‘Get Your Wires Crossed to Take Pressure Off Front-line NHS Staff’, Says KPMG
Ahead of the publication of the latest NHS Hospital and Community Health Service workforce statistics, Andrew Hine, Partner and UK Head of Public Healthcare at KPMG, comments on the pressures facing care workers on the front-line. He also argues that better use of technology will resolve some of the pressure faced by NHS staff.
He says: “With the health service facing a period of unprecedented change in terms of cost reduction, quality improvement and greater choice for patients, the pressure to deliver first class medical care has never been greater.
“At the same time, with so much attention focused on the future of health and social care in Britain, the reality is that improvements may stall if too much attention is given to the number of carers on the wards, rather than the nature of care they provide.
“The simple truth is that healthcare should no longer be confined to our hospitals or the waiting rooms of a GPs surgery. Patients want a better all-round experience, meaning that any opportunity to provide care away from medical centres should be considered.
“Given the success of the Government’s recent telehealth trial all the indications are that patients monitored from the comfort of their own home result in reduced re-admissions, less bed-time use and better managed long-term conditions. With NHS organisations dedicating up to 4 percent of their budget to IT, what better way to serve patient needs and meet current financial requirements?”

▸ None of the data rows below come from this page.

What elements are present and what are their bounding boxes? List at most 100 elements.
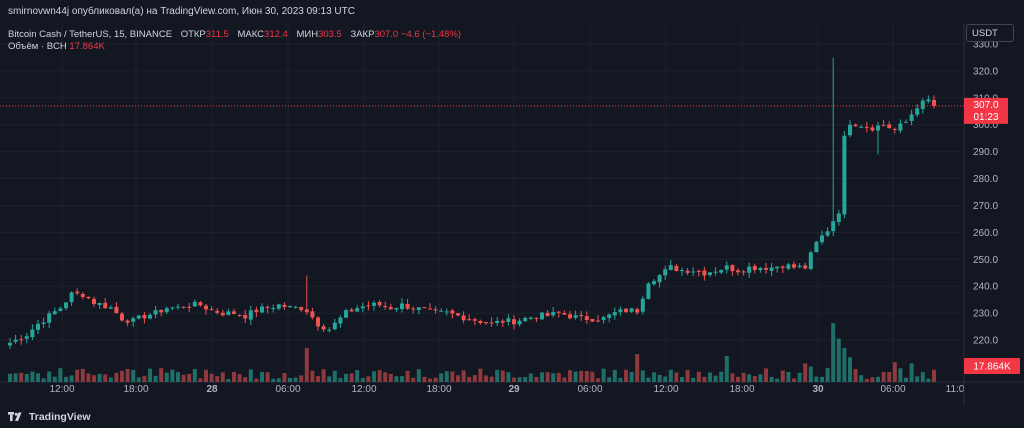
- y-tick-label: 280.0: [973, 174, 998, 185]
- volume-bar: [8, 373, 12, 382]
- volume-bar: [13, 373, 18, 382]
- volume-bar: [170, 369, 175, 382]
- volume-bar: [30, 371, 35, 382]
- volume-label: Объём · BCH: [8, 41, 67, 52]
- candle-body: [254, 309, 259, 313]
- volume-bar: [125, 369, 130, 382]
- candle-body: [590, 318, 595, 322]
- candle-body: [360, 306, 365, 309]
- volume-bar: [624, 369, 628, 382]
- chart-legend: Bitcoin Cash / TetherUS, 15, BINANCE ОТК…: [8, 29, 461, 53]
- volume-bar: [254, 378, 259, 382]
- volume-bar: [657, 374, 662, 382]
- candle-body: [909, 114, 914, 121]
- volume-bar: [232, 371, 236, 382]
- candle-body: [30, 329, 35, 338]
- candle-body: [724, 265, 729, 270]
- candle-body: [534, 317, 539, 319]
- volume-bar: [64, 376, 68, 382]
- candle-body: [344, 310, 348, 318]
- volume-bar: [181, 374, 186, 382]
- volume-bar: [439, 373, 444, 382]
- candle-body: [41, 322, 46, 324]
- candle-body: [629, 308, 634, 312]
- candle-body: [86, 296, 91, 299]
- volume-bar: [388, 373, 393, 382]
- candle-body: [741, 271, 746, 273]
- volume-bar: [422, 376, 427, 382]
- candle-body: [926, 99, 931, 102]
- volume-bar: [579, 370, 584, 382]
- volume-bar: [97, 373, 102, 382]
- x-tick-label: 12:00: [351, 384, 376, 395]
- volume-bar: [523, 377, 528, 382]
- candle-body: [887, 124, 892, 129]
- volume-bar: [926, 378, 931, 382]
- volume-bar: [120, 370, 124, 382]
- volume-bar: [19, 372, 24, 382]
- volume-bar: [920, 372, 925, 382]
- volume-bar: [108, 377, 113, 382]
- candle-body: [820, 235, 824, 243]
- volume-bar: [528, 373, 533, 382]
- candle-body: [209, 309, 214, 311]
- candle-body: [433, 309, 438, 311]
- y-tick-label: 320.0: [973, 66, 998, 77]
- x-tick-label: 12:00: [49, 384, 74, 395]
- candle-body: [383, 306, 388, 308]
- volume-bar: [663, 376, 668, 382]
- volume-bar: [892, 362, 897, 382]
- x-tick-label: 18:00: [426, 384, 451, 395]
- candle-body: [36, 323, 40, 330]
- close-value: 307.0: [374, 29, 399, 40]
- volume-bar: [450, 371, 455, 382]
- volume-bar: [461, 370, 466, 382]
- volume-bar: [377, 370, 382, 382]
- volume-bar: [316, 376, 320, 382]
- candle-body: [892, 128, 897, 130]
- volume-bar: [271, 378, 276, 382]
- candle-body: [612, 312, 617, 316]
- volume-bar: [220, 372, 225, 382]
- volume-bar: [47, 371, 52, 382]
- price-chart[interactable]: 220.0 230.0 240.0 250.0 260.0 270.0 280.0 290.0…: [0, 24, 1024, 406]
- volume-bar: [696, 371, 701, 382]
- candle-body: [640, 298, 645, 312]
- candle-body: [814, 241, 819, 253]
- volume-bar: [405, 370, 410, 382]
- chart-area[interactable]: 220.0 230.0 240.0 250.0 260.0 270.0 280.0 290.0…: [0, 24, 1024, 406]
- candle-body: [103, 302, 108, 309]
- candle-body: [282, 304, 287, 307]
- candle-body: [422, 307, 427, 309]
- volume-row: Объём · BCH 17.864K: [8, 41, 461, 53]
- candle-body: [461, 315, 466, 321]
- volume-bar: [713, 375, 718, 382]
- volume-bar: [366, 376, 371, 382]
- candle-body: [411, 308, 416, 310]
- volume-bar: [629, 371, 634, 382]
- volume-bar: [310, 370, 315, 382]
- volume-bar: [775, 378, 780, 382]
- candle-body: [416, 307, 421, 310]
- y-tick-label: 270.0: [973, 201, 998, 212]
- volume-bar: [80, 368, 85, 382]
- close-label: ЗАКР: [350, 29, 375, 40]
- candle-body: [517, 320, 522, 325]
- countdown-label: 01:23: [973, 112, 998, 123]
- volume-bar: [584, 371, 589, 382]
- volume-bar: [741, 372, 746, 382]
- volume-bar: [601, 368, 606, 382]
- candle-body: [747, 266, 752, 273]
- candle-body: [310, 311, 315, 318]
- volume-bar: [562, 377, 567, 382]
- currency-button[interactable]: USDT: [966, 24, 1014, 42]
- volume-bar: [24, 373, 29, 382]
- candle-body: [568, 314, 572, 319]
- candle-body: [680, 270, 684, 272]
- candle-body: [439, 310, 444, 312]
- volume-bar: [842, 347, 847, 382]
- y-tick-label: 240.0: [973, 282, 998, 293]
- candle-body: [545, 312, 550, 317]
- volume-bar: [428, 378, 432, 382]
- volume-bar: [803, 363, 808, 382]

Andrew also suggests that the pressures faced by front-line NHS staff will be eased through closer integration of healthcare services.
“Increasingly, organisations across the NHS are looking to collaborate, but what they are doing should be focused on clinical and service integration – rather than how the organisations can come together. That’s why a recent report by the King’s Fund and Nuffield Trust stressed that ‘integrated care in the NHS needs to be pursued at all levels to overcome the risks of fragmentation’,” he says.
“Put simply, NHS staff would find their jobs easier with improved sharing and handover of patient information and reduced duplication along the care pathway.”
“Of course, to succeed integration will require fundamental changes to way we currently work, including a shift from our medical and hospital focussed model to a less disease based approach. Building on the Government’s study, integration should incorporate technology, such as telehealth and telecare, to put patients and their carers in control and facilitate healthcare at home or in the community. Patient assessments should focus on what is important to them and their families – not simply an intervention.”